Ausstellung im Jüdischen Museum: Die Liebe in all ihren Formen

Die jüdischen Religionsgesetze schreiben strenge Regeln zu Sex und Sexualität vor. Die Auffassungen von Sex im Judentum gehen darüber jedoch hinaus.

Installation im Jüdischen Museum

Mit „Tumtum“ wird die körperliche Diversität gefeiert Foto: Lilly Schröder

BERLIN taz | Große und kleine Penisse, Vulven mit und ohne Schambehaarung, Brüste, Samen und Augäpfel schmücken am Donnerstagmorgen den Glashof des Jüdischen Museums. „Tumtum“ heißt das lila-pink gehäkelte Riesenknäuel des Künstlers Gil Yefman, der zur Abschreckung des ein oder anderen prüden Besuchers dienen könnte.

Man glaubt es kaum, aber Rabbiner der Antike waren uns woken Ber­li­ne­r*in­nen schon weit voraus. Während wir 2024 noch immer über Non-Binarität, Transgender und Polygender diskutieren, gaben sie schon damals Menschen eine Bezeichnung, die sich der binären Einordnung von männlich und weiblich entzog: Tumtum.

„Mit dem Werk soll die körperliche Diversität gefeiert werden“, sagt Hetty Berg, ­Direktorin des Jüdischen Museums. Und nicht nur die: Auch die Vielfalt der Meinungen und Auffassungen von Sex im Judentum soll gefeiert werden. Das ist Ziel der Ausstellung „Sex. Jüdische Positionen“, die vom 17. Mai bis zum 6. Oktober im Jüdischen Museum läuft.

Entgegen geläufigen Vorurteilen soll aufgezeigt werden, dass Sexualität im Judentum nicht starr durch die jüdischen Religionsgesetze der Halacha festgelegt ist. Für einen Laien hören sich die jedoch ganz schön starr an: Die heterosexuelle Ehe ist der einzige Ort des „koscheren“ Geschlechtsverkehrs, Sex während und unmittelbar nach der Menstruation ist verboten, und wehe, man hat auch nur einen Funken Spaß! Sex ist religiöse Pflicht: Masturbation und Sex ohne Zeugungsabsichten sind „Verschwendung des Samens“.

Rituale und Manuskripte

Diese und mehr spaßige Regeln rund um die Themen Pflicht und Vergnügen, Kontrolle und Begehren, Sexualität und Macht zeigt die Ausstellung anhand von Ritualgegenständen und historischen Manuskripten talmudischer Gelehrter und mittelalterlicher Philosophen auf.

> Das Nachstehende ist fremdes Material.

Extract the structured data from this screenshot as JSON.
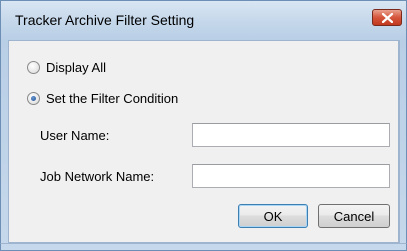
{
  "window": {
    "title": "Tracker Archive Filter Setting"
  },
  "filter_options": [
    {
      "label": "Display All",
      "selected": false
    },
    {
      "label": "Set the Filter Condition",
      "selected": true
    }
  ],
  "fields": {
    "user_name": {
      "label": "User Name:",
      "value": ""
    },
    "job_network_name": {
      "label": "Job Network Name:",
      "value": ""
    }
  },
  "buttons": {
    "ok_label": "OK",
    "cancel_label": "Cancel"
  },
  "colors": {
    "titlebar": "#c6d8eb",
    "close_button": "#d5553b",
    "client_bg": "#f0f0f0",
    "default_button_border": "#3c7fb1"
  }
}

„Diese Abgründe werden angedeutet, im Zentrum steht jedoch die Gegenwart“, sagt Berg: Inwieweit wird das halachische Ideal in der Realität gelebt? Dieser Frage wird anhand von Forschungen von Sexualtherapeut*innen, wie Magnus Hirschfeld oder Sigmund Freud, sowie durch zeitgenössische Künst­le­r*in­nen untersucht, die mit ihren Filmen und Fotografien die traditionelle Praxis herausfordern. Und auch auf das unerlässliche Accessoire, um Jugendlichkeit und Trendiness zu demonstrieren, wurde nicht verzichtet: In Tiktok-Videos kommentiert die Influencerin Miriam Anzovin die historischen rabbinischen Texte vom feministischen Standpunkt aus.

„Wir zeigen, dass Komplexität sich nicht immer auflösen lässt, sondern dass wir sie aushalten müssen“, sagt Berg. Kurzum: Sex ist nicht gleich Sex, auch nicht im Judentum.